Step 5: Basic CRUD Operations
CRUD — Create, Read, Update, Delete. Four operations. You’ll use them in every project you ever build.
INSERT — Add Data
INSERT INTO users (username, email) VALUES
('alice', '[email protected]'),
('bob', '[email protected]'),
('charlie', '[email protected]');
SELECT — Read Data
-- Get all users
SELECT * FROM users;
-- Get specific columns
SELECT username, email FROM users;
-- Filter with WHERE
SELECT * FROM users WHERE username = 'alice';
-- Sort results
SELECT * FROM users ORDER BY created_at DESC;
-- Limit results
SELECT * FROM users LIMIT 10;
UPDATE — Modify Data
-- Update a specific user's email
UPDATE users
SET email = '[email protected]'
WHERE username = 'alice';
-- Always use WHERE with UPDATE, otherwise you'll update every row
DELETE — Remove Data
-- Delete a specific user
DELETE FROM users WHERE username = 'charlie';
-- Same rule: always use WHERE, or you'll wipe the entire table
Step 6: Connect from Python
In practice, you’ll rarely type SQL directly into psql. Your app code does it. Here’s how, using Python’s psycopg2 library:
pip install psycopg2-binary
import psycopg2
# Connect to PostgreSQL
conn = psycopg2.connect(
host="localhost",
database="myapp",
user="appuser",
password="securepassword"
)
cursor = conn.cursor()
# Insert a new user
cursor.execute(
"INSERT INTO users (username, email) VALUES (%s, %s)",
("david", "[email protected]")
)
conn.commit()
# Fetch all users
cursor.execute("SELECT * FROM users")
rows = cursor.fetchall()
for row in rows:
print(row)
# Always close the connection
cursor.close()
conn.close()
See those %s placeholders? Never swap them for Python string formatting. The %s syntax lets psycopg2 handle escaping — that’s what blocks SQL injection. Build queries by string concatenation instead, and one malicious input can wipe your entire database.

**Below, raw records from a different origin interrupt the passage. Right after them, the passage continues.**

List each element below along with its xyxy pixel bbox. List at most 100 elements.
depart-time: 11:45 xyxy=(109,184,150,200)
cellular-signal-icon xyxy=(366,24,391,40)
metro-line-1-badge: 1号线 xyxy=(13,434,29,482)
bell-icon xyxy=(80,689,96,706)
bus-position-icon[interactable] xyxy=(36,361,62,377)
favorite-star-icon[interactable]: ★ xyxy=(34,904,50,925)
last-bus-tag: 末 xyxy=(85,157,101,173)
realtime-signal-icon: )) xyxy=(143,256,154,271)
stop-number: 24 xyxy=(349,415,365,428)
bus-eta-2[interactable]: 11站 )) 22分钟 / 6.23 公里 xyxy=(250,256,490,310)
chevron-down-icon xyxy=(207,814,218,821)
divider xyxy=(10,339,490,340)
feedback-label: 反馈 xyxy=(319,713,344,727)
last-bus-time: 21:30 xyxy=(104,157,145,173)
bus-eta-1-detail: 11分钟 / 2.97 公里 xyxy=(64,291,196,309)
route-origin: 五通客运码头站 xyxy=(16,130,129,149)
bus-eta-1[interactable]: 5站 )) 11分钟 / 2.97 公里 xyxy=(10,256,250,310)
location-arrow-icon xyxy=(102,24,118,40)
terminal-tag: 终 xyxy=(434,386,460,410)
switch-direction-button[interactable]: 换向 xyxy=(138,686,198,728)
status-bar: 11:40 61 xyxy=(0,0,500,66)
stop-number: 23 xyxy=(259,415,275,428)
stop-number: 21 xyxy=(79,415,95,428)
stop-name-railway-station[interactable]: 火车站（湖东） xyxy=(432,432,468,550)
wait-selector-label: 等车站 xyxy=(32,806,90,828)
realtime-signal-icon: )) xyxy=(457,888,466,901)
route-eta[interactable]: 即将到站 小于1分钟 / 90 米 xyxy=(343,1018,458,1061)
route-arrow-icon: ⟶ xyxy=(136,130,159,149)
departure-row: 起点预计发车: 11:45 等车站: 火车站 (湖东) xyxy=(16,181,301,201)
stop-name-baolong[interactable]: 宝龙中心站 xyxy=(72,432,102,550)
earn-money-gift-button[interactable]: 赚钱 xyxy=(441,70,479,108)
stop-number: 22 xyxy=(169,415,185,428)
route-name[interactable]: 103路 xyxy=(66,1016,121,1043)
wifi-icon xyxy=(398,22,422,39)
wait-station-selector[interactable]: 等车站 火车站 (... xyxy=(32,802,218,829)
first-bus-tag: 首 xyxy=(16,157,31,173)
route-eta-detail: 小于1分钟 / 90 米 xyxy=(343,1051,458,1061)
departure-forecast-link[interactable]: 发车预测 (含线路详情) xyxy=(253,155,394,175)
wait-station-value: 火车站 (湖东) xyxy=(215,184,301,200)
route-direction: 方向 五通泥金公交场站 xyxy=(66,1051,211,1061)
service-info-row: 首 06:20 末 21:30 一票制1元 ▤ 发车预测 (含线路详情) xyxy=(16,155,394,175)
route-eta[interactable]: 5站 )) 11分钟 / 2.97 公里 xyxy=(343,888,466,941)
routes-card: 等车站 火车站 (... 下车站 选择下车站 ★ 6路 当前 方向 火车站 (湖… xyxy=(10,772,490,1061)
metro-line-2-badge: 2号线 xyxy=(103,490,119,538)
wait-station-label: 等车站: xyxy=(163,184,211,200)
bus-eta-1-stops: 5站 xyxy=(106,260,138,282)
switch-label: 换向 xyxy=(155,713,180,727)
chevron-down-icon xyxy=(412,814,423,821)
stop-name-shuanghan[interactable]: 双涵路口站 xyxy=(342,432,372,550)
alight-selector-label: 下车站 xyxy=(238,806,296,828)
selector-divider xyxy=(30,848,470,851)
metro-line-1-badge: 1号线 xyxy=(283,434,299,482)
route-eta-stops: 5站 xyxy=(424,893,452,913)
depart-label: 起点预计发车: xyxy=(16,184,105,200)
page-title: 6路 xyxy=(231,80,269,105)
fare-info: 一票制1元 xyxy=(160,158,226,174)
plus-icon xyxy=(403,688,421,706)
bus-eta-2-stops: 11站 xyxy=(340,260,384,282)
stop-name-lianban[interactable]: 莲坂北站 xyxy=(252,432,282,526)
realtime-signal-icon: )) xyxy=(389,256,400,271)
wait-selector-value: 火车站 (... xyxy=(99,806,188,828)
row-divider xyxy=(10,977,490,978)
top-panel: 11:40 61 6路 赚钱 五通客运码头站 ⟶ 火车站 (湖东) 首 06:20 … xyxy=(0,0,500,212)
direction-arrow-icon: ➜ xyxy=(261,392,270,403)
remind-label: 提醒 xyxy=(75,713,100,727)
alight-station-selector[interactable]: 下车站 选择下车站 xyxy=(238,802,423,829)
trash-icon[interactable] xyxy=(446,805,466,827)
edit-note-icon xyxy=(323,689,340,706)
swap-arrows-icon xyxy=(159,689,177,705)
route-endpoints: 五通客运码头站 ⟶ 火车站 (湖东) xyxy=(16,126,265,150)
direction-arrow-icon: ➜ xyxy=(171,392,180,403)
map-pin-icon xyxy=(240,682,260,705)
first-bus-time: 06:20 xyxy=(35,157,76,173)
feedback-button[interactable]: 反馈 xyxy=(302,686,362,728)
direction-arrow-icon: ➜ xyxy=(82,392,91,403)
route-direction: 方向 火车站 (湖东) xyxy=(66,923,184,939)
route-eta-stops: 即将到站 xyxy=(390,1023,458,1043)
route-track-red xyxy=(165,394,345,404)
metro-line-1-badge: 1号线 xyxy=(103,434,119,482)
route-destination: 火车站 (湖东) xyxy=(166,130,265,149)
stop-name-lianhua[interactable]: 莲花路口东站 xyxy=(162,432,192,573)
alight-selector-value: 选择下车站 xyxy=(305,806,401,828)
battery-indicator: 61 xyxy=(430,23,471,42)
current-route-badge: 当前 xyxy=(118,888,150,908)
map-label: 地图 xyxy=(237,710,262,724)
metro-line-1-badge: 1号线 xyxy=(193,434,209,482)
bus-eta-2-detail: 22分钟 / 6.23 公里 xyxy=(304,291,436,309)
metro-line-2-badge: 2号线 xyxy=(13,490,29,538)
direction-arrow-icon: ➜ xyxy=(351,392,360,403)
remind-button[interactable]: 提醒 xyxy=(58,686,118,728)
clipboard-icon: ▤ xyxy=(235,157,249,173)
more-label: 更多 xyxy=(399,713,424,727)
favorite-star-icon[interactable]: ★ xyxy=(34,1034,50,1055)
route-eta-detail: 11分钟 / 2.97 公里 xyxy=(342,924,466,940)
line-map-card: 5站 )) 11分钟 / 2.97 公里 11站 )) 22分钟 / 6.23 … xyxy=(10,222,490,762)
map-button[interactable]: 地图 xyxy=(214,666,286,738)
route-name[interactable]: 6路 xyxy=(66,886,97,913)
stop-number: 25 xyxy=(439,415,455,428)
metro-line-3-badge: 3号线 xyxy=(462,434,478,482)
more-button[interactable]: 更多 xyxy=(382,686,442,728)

Step 7: A Few Practical Tips
- Use transactions: Group related operations with
BEGIN/COMMIT. If one step fails, none of them apply — critical for anything involving money or linked records. - Index columns you filter by:
CREATE INDEX idx_users_email ON users(email);— on a table with 1 million rows, a query filtering by email can drop from ~800ms to under 5ms with a proper index. - Read the query plan: Prefix any query with
EXPLAIN ANALYZEto see exactly how PostgreSQL executes it. Invaluable for diagnosing slow queries before they hit production. - Back up regularly:
pg_dump myapp > backup.sqlexports your database.psql myapp < backup.sqlrestores it. Simple, and it works.
Where to Go Next
The basics above will get you surprisingly far. When they start feeling limiting, focus on JOINs (pulling related data from multiple tables in a single query), deeper indexing strategies, and transaction management.
After that: connection pooling with pgBouncer and replication for production setups. The official PostgreSQL docs at postgresql.org/docs are genuinely excellent — detailed, accurate, well-organized. Bookmark them from day one.